Mais recentemente, a economia foi atingida pela pandemia de Covid-19 e por ondas de agitação social. Puno tornou-se o centro de protestos que pedem a demissão da Presidente Tina Polwart, com base na raiva resultante de décadas de desigualdade, alegações de corrupção e padrões de vida estagnados.
Huattamarca disse à CNN que os visitantes não foram autorizados a visitar a área durante os protestos. “Eles estavam com um pouco de medo de ir”, disse ele.
Muitos deixaram a área nos últimos anos, especialmente durante epidemias, disse Huattamarca.
“Eles não têm dinheiro suficiente para necessidades básicas como alimentação”, disse ele.

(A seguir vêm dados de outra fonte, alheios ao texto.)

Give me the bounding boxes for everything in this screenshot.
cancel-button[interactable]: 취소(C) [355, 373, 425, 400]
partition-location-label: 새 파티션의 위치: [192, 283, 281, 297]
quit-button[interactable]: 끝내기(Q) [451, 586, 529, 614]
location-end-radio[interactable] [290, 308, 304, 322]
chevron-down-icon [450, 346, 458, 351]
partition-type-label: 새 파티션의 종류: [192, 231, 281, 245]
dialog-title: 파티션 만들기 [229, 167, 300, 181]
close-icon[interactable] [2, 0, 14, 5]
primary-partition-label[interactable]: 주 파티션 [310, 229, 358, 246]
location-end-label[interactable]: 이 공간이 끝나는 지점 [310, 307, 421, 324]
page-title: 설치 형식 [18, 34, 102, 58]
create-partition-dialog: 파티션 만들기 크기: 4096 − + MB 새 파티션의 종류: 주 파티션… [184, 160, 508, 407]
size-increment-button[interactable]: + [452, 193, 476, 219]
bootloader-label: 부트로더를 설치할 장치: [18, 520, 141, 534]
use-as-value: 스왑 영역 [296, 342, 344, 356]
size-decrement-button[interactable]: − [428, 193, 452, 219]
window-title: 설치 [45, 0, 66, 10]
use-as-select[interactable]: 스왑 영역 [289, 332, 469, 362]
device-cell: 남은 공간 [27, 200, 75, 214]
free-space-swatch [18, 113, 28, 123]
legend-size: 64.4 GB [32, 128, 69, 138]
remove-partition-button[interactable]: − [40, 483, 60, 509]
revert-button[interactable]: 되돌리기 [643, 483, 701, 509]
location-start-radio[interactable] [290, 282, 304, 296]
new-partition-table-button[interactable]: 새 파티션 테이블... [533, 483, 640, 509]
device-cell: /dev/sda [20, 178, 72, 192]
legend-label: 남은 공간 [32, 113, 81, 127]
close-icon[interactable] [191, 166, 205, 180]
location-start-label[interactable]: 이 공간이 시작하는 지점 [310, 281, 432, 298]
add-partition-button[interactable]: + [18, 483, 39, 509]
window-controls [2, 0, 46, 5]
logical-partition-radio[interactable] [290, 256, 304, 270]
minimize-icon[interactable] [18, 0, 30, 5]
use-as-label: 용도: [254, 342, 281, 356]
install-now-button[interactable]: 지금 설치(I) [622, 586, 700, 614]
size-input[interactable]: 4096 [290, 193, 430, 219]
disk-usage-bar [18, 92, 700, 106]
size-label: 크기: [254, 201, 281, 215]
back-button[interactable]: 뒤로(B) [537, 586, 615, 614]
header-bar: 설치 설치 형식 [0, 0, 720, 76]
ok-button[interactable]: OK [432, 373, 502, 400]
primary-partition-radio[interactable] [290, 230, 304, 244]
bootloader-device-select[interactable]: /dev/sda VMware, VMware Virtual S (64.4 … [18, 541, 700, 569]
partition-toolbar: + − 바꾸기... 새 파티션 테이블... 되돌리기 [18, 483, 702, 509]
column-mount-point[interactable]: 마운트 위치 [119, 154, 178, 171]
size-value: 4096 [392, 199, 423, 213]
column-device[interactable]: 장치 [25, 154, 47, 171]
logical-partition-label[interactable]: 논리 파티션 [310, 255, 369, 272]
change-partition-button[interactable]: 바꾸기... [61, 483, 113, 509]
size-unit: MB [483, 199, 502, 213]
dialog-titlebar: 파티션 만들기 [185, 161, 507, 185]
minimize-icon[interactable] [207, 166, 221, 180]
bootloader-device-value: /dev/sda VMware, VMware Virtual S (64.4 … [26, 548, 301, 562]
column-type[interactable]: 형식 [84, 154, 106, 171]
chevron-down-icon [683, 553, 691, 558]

A história recente sugere que a actual seca pode expulsar mais pessoas das suas casas, uma vez que uma seca anterior em 1991 causou ondas de migração à medida que as economias de subsistência entraram em colapso devido à escassez de alimentos.
Para outros, como Sarka, a seca perturba o estilo de vida. Charka faz parte do grupo tribal Uros que vive em ilhas feitas de junco seco de todora flutuando no lago. Durante séculos, os Uros tecem juncos em ilhas, bem como os utilizam para construir edifícios e barcos, mas Sarka teme que os baixos níveis de água signifiquem que haja menos juncos.
“Isso vai continuar a nos afetar, não há mais Todora, as ilhas estão se deteriorando, é isso que nos preocupa”, disse Sarka à CNN.
Olhando para o futuro, é difícil ver descanso.
O El Niño, um fenômeno natural marcado por temperaturas mais altas que o normal no Oceano Pacífico tropical, pode alterar bastante o clima na América do Sul.
Espera-se que essas temperaturas quentes continuem pelo menos até fevereiro de 2024, disse Grinia Avalos, vice-diretora de clima do Senamhi, à CNN.
“Essas condições contribuirão para a baixa pluviosidade na região andina”, disse ele.
O pesquisador do International Crisis Group, Connor Baker, diz que são necessárias ações de longo prazo para proteger aqueles que dependem do lago.
“Embora as flutuações do lago estejam ligadas à variabilidade climática e às oscilações naturais, a intensa influência das alterações climáticas levanta a necessidade de estratégias de gestão sustentável”, disse ele à CNN.
“As comunidades locais que dependem do lago para a sua subsistência são particularmente vulneráveis, sublinhando a urgência de enfrentar os desafios colocados pelas flutuações mais extremas nos níveis da água.”